I just love having one big salad as a meal, and this one really does the trick. It’s packed with protein and healthy fats from lentils and turkey bacon, while the hearty blend of kale and Brussels sprouts provides a nutrient-dense, satisfying base. Kale also offers magnesium, a mineral most of us are deficient in. It plays a crucial role in optimizing body functions—from muscle and nerve function to mood and cardiovascular health. So enjoy this salad knowing you’re fueling your body with everything it needs to thrive—one delicious bite at a time.
Fennel Bacon and Lentil Kale Salad
Ingredients
Salad
- ⅓ cup French lentils
- 6 slices no sugar added pasture-raised turkey bacon
- 1 tablespoon fennel seeds, ground
- 3 tablespoons avocado oil
- 1 cup shredded Brussels sprouts, trimmed
- 6 cups thinly sliced curly kale leaves, packed, tough stems removed
- 20 fresh mint leaves, torn
- 3 dates, pitted and sliced
- ¼ cup roasted almonds, roughly chopped
- Freshly ground pepper (for serving)
Fish Sauce Vinaigrette
- 3 tablespoons freshly squeezed lemon juice
- 1 small minced shallot (about 2 tablespoons )
- 1 ½ teaspoons low-sodium fish sauce
- ½ teaspoon dry chili pepper flakes
- 3 tablespoons extra-virgin olive oil
Method
Step 1
Bring a medium pot of water to a boil and add the lentils.
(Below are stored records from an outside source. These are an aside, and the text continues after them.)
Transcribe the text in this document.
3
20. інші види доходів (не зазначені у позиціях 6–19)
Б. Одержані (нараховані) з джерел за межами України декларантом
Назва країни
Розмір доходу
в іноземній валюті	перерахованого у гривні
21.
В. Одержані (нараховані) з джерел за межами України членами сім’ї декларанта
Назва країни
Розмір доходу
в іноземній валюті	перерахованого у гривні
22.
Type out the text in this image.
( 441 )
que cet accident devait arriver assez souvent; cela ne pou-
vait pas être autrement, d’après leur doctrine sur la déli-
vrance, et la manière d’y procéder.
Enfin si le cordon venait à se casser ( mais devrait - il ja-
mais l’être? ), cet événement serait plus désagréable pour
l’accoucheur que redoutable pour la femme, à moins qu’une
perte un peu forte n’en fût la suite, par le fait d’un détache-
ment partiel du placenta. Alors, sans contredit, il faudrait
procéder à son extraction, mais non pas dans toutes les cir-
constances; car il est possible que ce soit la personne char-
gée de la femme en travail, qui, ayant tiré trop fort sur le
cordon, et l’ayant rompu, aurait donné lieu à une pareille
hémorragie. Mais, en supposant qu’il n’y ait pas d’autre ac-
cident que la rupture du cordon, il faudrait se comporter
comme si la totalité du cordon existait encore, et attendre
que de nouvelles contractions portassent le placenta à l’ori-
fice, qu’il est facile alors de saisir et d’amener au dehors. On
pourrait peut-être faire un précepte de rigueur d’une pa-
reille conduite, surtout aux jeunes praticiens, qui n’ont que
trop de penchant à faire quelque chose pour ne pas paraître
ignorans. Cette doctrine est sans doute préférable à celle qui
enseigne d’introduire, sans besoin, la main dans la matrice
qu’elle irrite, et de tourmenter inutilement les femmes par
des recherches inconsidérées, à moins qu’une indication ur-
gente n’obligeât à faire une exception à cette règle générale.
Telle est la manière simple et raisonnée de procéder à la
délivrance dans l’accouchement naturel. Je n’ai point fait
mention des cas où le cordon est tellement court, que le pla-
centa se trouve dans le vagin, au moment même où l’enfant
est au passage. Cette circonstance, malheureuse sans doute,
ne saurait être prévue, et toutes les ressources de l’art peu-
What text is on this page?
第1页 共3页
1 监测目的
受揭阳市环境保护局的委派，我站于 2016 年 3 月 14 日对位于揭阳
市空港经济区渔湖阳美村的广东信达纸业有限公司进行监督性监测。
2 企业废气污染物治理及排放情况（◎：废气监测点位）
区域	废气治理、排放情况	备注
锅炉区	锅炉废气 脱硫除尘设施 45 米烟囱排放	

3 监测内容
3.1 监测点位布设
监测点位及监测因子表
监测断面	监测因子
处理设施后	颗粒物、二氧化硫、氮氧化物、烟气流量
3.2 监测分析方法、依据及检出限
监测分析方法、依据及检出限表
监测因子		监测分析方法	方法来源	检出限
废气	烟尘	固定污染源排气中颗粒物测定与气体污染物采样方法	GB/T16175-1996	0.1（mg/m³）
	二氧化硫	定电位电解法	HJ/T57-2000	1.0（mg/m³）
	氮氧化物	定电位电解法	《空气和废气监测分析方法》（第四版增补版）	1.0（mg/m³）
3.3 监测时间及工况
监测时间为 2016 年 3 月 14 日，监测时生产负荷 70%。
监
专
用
Reduce heat to low, cover, and simmer for 15-20 minutes or until the lentils are tender but still have a bite to them. Strain lentils and dry on a paper towel.
Step 2
Preheat the oven to 400°F, place turkey slices on a baking sheet lined with parchment paper. Prepare another baking sheet for the lentils. Sprinkle ground fennel seeds on top of the turkey slices.
Step 3
When lentils are dry, transfer to a bowl with the avocado oil and mix well. Transfer lentils onto the baking sheet and transfer to the oven along with the baking sheet of turkey bacon. Flip the turkey after 15 minutes and bake for 15 more minutes. After 30 minutes in the oven, remove both baking sheets. Strain the lentils to remove excess oil and place on a paper towel. Set aside.
Step 4
In a large mixing bowl, combine the shredded Brussels sprouts, kale, mint and dates.
Step 5
Make the fish vinaigrette by combining the lemon juice and shallots and let the shallots “pickle” for 5 minutes, then add the rest of the ingredients. Mix well to emulsify.
Step 6
When ready to serve, chop the turkey bacon slices to ½-inch strips and add to the salad with the lentils.
Step 7
Top with dressing and mix well, preferably with your hands to massage the salad, making sure every kale leaf is coated with dressing. Top with almonds and freshly ground pepper before serving.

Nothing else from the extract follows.